PracticeAuditThe Debate: Joint audits…

The Debate: Joint audits...

Could joint audits be the way forward in the quest to restore faith in accountancy? 'Yes' says John Mellows, 'break the monopoly of the Big Four'. Ted Awty is sceptical.

Breaking the monopoly

John Mellows

‘Just four firms dominating the international audit market is a problem for competition.’ I have heard one Big Four senior partner make this statement and another agree with it.

I suspect they also think that since little can be done about this problem they are free to express this very damaging view. Four firms have over 85% of the UK listed company market. Choice is limited and conflicts abound. New entrants into this marketplace are vital if real competition – and the confidence it brings – is to be re-established. Is there a solution?

If I say France has one it may hurt Anglo-Saxon pride but it does, and it works. It is called ‘joint audit’ and requires that all companies with an obligation to publish consolidated accounts, and many others, must have at least two auditors who jointly sign the audit opinion on financial statements.

This has enabled firms other than the Big Four to remain credible and thrive in the listed company marketplace. My own firm, Mazars, audits 25% of the CAC40 in France and has significant expertise in listed company audits along with a number of other audit firms outside the Big Four.

Joint audit does more than foster competition. It provides a check and balance on each firm and support on contentious audit issues, increasing the credibility attaching to the financial statements, something the capital markets in the US and UK need more than ever. The costs involved are minimal compared to the overall cost of an audit and minuscule compared to the loss to shareholders and others of corporate failure and loss of confidence.

So why isn’t joint audit higher on the agenda of those looking at audit reform? I fear the answer may be one about which the profession is becoming increasingly worried – it is not in the commercial interest of the ‘all-powerful’ Big Four.

To fail now to grasp the opportunity that joint audit presents may, in future, create a far bigger threat to our profession than that they fear to their own short-term business interests.

  • John Mellows is UK senior partner at Mazars

Beware of the costly red herring
By Ted Awty

As part of the quest for better corporate governance, greater transparency and audit independence, there may be an apparent attraction for joint audits.

The assumption is that by having two firms working together there is less risk, and less chance, of over intimate relationships with the executive. Equally, it believes that introducing a dose of healthy rivalry on the audit enhances performance and rigor.

If perception is the driver, then joint audits may have a role. But for real ways to achieve better governance and greater independence, they can be a red herring. They are potentially costly and complex, which is why they are rare among large global companies.

The potential inefficiencies are multidimensional. Firstly, the client has to interface with two lead partners, and the channels of communication instantly double – aside from the organisation as a whole having to deal with two teams. Equally, the logistics of dealing with audit committee members become more complicated.

More planning is required for the audit, as to how work is allocated, and a considerable amount of additional management time expended, as the two firms involved will inevitably want to be satisfied with the work of the other. On top of this, year on year areas of the audit may be allocated differently, creating a sort of mini-rotation, militating against establishing the essential knowledge of a clientås business that an auditor needs. It’s for these reasons that joint audits typically cost more than single-sourced audits.

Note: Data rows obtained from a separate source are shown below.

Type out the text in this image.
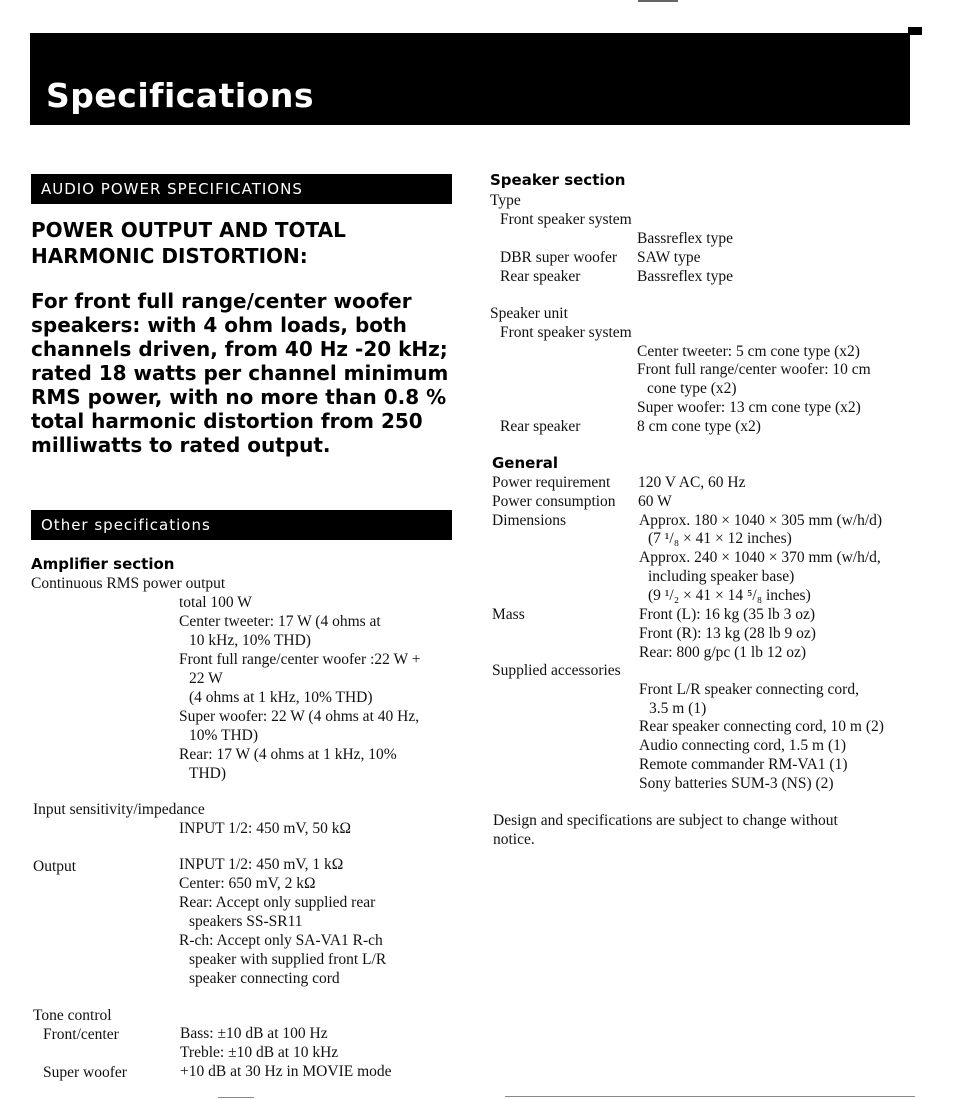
Specifications
AUDIO POWER SPECIFICATIONS
POWER OUTPUT AND TOTAL HARMONIC DISTORTION:
For front full range/center woofer speakers: with 4 ohm loads, both channels driven, from 40 Hz -20 kHz; rated 18 watts per channel minimum RMS power, with no more than 0.8 % total harmonic distortion from 250 milliwatts to rated output.
Other specifications
Amplifier section
Continuous RMS power output
total 100 W
Center tweeter: 17 W (4 ohms at
10 kHz, 10% THD)
Front full range/center woofer :22 W +
22 W
(4 ohms at 1 kHz, 10% THD)
Super woofer: 22 W (4 ohms at 40 Hz,
10% THD)
Rear: 17 W (4 ohms at 1 kHz, 10%
THD)
Input sensitivity/impedance
INPUT 1/2: 450 mV, 50 kΩ
Output	INPUT 1/2: 450 mV, 1 kΩ
Center: 650 mV, 2 kΩ
Rear: Accept only supplied rear
speakers SS-SR11
R-ch: Accept only SA-VA1 R-ch
speaker with supplied front L/R
speaker connecting cord
Tone control
Front/center	Bass: ±10 dB at 100 Hz
Treble: ±10 dB at 10 kHz
Super woofer	+10 dB at 30 Hz in MOVIE mode
Speaker section
Type
Front speaker system
Bassreflex type
DBR super woofer SAW type
Rear speaker	Bassreflex type
Speaker unit
Front speaker system
Center tweeter: 5 cm cone type (x2)
Front full range/center woofer: 10 cm
cone type (x2)
Super woofer: 13 cm cone type (x2)
Rear speaker	8 cm cone type (x2)
General
Power requirement 120 V AC, 60 Hz
Power consumption 60 W
Dimensions	Approx. 180 × 1040 × 305 mm (w/h/d)
(7 ¹/₈ × 41 × 12 inches)
Approx. 240 × 1040 × 370 mm (w/h/d,
including speaker base)
(9 ¹/₂ × 41 × 14 ⁵/₈ inches)
Mass	Front (L): 16 kg (35 lb 3 oz)
Front (R): 13 kg (28 lb 9 oz)
Rear: 800 g/pc (1 lb 12 oz)
Supplied accessories
Front L/R speaker connecting cord,
3.5 m (1)
Rear speaker connecting cord, 10 m (2)
Audio connecting cord, 1.5 m (1)
Remote commander RM-VA1 (1)
Sony batteries SUM-3 (NS) (2)
Design and specifications are subject to change without
notice.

Another problem is that firms are, in the outside world, rivals. That’s not to say we cannot embrace co-operation and work with integrity on the job at hand, but it’s not always going to be the most natural of matches. This is particularly the case where firms have different quality control standards and processes, which can lead to divisions over who’s line to follow.

If you are looking for the route to a good audit you need a robust team that understands the business, with an effective working relationship with the executive, and which communicates openly and steadfastly with the Audit Committee. And that’s a team, singular.